Deadly 2005 incident in the Gaza Strip related to the Israeli-Palestinian conflict

The September 23, 2005 Jabalia Camp incident happened when Hamas was holding a rally or a parade in the Jabalia refugee camp in the Gaza Strip, following the Israeli disengagement from Gaza. At least 19 Palestinians, both militants and civilians, were killed in what was described as an explosion or a series of explosions. At least two children were among the dead. Additionally, over 80 Palestinians were injured.

The origin of these explosions was disputed. Hamas described the incident as an Israeli airstrike. A Hamas spokesperson said, "I saw the missiles with my two own eyes and thousands of people saw these missiles coming". However, Israel denied having anything to do with the blast.

Officials of the Palestinian Authority (headed by Fatah) claimed that Hamas members accidentally caused the explosion. Hamas claimed the rockets displayed during the rally could not have exploded as they were dummies, not real rockets.

==Background and aftermath==
Prior to the incident (on the same day), Israeli forces raided a house in Tulkarem, West Bank, killing three Islamic Jihad members. Islamic Jihad responded by firing rockets on Israel, after which the IDF reportedly dispatched an Apache helicopter over Gaza. According to some Hamas members, that helicopter was the source of the airstrike on their rally in Jabalia.
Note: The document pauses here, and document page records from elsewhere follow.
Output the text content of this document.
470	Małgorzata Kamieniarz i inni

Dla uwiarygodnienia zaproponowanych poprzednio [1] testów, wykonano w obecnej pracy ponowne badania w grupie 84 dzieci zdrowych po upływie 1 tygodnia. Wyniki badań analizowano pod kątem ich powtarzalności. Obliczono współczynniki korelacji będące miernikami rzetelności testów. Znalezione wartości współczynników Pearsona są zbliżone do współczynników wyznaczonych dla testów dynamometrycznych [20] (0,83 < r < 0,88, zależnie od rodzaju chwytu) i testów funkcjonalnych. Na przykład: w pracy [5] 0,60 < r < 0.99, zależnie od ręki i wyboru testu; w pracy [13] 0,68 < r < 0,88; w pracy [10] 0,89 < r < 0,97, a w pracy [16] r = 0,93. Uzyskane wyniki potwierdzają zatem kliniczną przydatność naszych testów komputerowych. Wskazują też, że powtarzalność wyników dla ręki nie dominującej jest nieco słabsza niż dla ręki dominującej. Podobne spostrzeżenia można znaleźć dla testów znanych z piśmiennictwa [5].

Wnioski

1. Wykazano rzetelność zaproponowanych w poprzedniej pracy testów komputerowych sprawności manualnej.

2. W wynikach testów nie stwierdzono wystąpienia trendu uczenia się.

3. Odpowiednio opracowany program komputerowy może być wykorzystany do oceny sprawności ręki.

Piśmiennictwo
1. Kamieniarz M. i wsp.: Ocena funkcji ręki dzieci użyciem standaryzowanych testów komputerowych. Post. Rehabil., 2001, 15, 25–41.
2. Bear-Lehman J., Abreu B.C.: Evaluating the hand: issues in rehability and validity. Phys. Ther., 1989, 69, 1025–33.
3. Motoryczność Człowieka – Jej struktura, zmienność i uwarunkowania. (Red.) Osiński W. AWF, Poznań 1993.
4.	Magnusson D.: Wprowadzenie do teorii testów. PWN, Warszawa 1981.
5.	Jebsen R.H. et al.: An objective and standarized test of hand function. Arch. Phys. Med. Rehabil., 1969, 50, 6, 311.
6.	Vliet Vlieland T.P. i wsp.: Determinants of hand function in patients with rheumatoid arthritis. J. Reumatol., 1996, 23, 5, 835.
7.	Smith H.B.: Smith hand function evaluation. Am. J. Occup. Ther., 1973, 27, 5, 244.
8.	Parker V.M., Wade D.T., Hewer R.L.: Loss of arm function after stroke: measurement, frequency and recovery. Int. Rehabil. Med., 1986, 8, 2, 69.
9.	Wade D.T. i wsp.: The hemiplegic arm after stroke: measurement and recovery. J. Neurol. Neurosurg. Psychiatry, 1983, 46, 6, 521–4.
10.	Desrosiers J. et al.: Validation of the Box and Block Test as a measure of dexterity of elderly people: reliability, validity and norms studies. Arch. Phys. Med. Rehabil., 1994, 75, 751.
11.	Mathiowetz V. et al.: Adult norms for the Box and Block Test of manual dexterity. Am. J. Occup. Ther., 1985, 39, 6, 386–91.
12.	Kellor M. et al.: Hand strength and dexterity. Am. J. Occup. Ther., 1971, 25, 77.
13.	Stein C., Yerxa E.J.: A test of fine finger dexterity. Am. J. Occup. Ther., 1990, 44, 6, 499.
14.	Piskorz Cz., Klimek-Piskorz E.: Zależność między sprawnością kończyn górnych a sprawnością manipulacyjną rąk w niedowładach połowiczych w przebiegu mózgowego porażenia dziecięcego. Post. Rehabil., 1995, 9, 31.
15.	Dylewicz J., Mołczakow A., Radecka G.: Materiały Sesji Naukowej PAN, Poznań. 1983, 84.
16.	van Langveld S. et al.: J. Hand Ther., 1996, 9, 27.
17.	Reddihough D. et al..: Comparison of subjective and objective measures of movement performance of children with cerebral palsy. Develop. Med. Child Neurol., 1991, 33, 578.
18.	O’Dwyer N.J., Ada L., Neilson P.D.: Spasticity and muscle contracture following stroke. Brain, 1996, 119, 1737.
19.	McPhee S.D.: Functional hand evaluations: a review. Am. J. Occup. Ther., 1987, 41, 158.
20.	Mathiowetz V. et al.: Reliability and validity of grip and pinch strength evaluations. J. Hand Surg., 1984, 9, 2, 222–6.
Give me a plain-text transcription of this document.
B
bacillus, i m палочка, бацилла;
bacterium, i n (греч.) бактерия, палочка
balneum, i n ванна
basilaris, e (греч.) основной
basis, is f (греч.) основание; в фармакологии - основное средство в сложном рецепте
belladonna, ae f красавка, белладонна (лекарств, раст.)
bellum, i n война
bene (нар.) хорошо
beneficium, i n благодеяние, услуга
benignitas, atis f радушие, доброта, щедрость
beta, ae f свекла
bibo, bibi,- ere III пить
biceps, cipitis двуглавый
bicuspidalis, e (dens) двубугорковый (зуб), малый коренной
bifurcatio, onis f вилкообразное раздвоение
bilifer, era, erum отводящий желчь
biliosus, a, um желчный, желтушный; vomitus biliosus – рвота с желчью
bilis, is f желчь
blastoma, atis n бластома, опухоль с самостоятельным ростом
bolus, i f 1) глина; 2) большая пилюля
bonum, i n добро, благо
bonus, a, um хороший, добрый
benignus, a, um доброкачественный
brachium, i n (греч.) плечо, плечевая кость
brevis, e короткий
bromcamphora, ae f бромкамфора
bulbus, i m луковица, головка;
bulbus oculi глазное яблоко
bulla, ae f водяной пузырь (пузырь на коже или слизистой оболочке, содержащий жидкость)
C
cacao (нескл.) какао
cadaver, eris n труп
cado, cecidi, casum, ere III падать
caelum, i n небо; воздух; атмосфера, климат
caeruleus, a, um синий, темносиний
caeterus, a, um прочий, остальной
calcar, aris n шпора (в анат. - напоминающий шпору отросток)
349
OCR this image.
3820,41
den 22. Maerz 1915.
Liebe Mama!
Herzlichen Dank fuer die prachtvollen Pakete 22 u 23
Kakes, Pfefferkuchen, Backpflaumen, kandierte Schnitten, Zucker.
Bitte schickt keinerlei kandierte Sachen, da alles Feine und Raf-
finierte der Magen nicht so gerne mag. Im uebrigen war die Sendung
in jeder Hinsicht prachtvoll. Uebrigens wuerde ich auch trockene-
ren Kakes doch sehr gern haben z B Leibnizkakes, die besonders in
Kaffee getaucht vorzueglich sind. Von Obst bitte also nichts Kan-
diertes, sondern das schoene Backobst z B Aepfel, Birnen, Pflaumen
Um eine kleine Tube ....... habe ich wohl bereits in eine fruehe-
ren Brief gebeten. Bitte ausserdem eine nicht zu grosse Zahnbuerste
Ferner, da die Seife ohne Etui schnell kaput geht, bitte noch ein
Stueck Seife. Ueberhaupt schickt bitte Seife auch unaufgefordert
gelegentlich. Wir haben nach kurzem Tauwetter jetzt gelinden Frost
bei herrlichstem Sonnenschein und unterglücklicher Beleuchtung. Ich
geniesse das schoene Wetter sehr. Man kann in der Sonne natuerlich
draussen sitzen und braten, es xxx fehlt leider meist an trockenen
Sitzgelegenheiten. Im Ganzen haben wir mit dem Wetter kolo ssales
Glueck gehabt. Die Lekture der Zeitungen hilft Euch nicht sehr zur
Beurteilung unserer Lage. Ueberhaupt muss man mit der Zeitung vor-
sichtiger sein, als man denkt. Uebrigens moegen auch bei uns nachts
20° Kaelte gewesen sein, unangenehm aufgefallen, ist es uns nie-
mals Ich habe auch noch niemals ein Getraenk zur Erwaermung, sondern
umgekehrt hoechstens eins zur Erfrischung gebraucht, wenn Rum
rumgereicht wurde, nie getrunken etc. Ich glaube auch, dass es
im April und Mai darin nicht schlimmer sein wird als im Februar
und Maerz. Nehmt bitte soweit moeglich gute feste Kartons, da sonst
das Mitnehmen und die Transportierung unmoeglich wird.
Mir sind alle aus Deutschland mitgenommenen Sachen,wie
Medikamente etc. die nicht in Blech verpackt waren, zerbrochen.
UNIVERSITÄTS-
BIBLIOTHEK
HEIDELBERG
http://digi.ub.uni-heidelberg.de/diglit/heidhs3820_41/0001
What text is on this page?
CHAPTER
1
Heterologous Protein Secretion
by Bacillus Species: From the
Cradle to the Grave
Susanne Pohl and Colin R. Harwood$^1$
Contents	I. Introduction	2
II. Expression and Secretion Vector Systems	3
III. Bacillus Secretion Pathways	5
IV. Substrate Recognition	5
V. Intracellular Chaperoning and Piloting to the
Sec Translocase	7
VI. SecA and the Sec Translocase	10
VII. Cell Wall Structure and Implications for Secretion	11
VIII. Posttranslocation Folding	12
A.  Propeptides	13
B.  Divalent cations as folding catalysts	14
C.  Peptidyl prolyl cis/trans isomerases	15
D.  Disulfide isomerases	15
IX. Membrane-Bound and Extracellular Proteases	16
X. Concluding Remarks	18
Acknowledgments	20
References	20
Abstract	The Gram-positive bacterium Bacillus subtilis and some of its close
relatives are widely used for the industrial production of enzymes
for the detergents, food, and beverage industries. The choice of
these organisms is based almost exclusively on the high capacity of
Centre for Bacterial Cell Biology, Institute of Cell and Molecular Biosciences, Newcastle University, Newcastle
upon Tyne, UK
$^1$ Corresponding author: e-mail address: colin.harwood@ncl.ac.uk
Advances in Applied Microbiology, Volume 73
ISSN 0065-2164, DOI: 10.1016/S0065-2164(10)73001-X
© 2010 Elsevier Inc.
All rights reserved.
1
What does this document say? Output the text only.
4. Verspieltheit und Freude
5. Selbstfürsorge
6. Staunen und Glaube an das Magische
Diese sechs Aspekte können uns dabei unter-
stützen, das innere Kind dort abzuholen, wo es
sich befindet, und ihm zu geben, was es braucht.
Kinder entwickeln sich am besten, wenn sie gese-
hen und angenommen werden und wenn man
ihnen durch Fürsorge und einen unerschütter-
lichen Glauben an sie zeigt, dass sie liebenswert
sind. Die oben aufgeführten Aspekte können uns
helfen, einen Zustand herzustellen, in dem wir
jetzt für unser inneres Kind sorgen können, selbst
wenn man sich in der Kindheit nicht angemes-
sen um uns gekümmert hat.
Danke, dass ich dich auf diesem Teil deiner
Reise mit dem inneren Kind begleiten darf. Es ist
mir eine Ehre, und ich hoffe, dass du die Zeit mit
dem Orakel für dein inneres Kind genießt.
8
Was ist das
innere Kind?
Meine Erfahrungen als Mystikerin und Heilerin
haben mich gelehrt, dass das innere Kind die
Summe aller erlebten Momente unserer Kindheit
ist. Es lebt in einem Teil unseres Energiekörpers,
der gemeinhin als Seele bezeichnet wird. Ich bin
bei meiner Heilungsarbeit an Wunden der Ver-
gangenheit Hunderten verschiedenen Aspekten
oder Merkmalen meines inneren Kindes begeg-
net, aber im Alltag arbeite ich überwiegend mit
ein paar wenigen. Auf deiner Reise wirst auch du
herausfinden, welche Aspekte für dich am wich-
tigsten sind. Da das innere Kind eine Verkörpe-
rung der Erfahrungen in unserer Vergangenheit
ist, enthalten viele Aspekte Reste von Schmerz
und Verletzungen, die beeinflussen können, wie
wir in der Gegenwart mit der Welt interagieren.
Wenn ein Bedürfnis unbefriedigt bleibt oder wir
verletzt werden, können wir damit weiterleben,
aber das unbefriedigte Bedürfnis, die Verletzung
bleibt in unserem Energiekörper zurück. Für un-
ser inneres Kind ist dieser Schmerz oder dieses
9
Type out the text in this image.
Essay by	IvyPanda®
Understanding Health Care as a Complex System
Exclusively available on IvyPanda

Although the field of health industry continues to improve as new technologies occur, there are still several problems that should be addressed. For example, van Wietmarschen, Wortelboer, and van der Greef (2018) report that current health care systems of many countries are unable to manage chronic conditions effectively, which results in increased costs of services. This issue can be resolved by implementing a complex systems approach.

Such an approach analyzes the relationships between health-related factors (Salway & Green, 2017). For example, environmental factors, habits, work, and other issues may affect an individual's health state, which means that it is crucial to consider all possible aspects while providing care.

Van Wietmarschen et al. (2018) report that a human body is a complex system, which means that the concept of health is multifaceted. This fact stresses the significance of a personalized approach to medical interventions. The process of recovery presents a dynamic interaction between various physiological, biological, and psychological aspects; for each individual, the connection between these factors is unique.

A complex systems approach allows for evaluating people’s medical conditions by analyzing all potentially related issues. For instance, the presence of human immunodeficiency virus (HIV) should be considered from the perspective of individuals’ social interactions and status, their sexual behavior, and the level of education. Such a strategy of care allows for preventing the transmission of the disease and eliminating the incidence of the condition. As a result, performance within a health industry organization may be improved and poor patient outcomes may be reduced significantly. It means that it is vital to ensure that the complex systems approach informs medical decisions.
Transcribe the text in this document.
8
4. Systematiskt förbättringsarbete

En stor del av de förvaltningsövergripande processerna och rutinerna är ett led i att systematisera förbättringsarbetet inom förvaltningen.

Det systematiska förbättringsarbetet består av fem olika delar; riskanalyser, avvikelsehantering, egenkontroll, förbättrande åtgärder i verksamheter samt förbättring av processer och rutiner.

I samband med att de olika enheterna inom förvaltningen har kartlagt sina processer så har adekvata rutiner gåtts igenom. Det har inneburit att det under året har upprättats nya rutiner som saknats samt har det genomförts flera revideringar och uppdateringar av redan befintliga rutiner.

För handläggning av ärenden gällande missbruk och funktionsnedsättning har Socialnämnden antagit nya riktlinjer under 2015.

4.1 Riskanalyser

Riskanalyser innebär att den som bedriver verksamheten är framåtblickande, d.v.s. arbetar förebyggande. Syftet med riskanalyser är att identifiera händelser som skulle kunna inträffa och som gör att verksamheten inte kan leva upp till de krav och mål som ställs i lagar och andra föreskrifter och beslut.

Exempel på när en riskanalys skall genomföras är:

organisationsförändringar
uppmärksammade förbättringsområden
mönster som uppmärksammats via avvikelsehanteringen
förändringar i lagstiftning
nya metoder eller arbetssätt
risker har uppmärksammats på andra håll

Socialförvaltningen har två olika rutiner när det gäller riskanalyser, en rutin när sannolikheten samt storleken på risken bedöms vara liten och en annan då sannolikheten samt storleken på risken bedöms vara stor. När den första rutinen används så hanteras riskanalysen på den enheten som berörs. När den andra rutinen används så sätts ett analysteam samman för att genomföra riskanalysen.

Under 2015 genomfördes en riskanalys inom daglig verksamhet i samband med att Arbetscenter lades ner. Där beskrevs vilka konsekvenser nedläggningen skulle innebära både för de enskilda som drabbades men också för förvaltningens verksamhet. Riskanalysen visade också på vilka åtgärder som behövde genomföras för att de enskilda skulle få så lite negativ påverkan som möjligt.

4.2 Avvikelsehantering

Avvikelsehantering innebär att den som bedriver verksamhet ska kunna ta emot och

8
After the incident, Palestinian militants fired rockets on Israel, wounding at least five Israeli civilians. Israel responded with numerous strikes on targets in Gaza, killing at least two Hamas militants and wounding at least 29 Palestinians, including civilians.

==Similar incidents==
In March 2006, Khaled Dahdouh of the Islamic Jihad was killed in a car explosion for which no group, Israeli or Palestinian, took responsibility. In this case no civilians were killed, although two people were injured.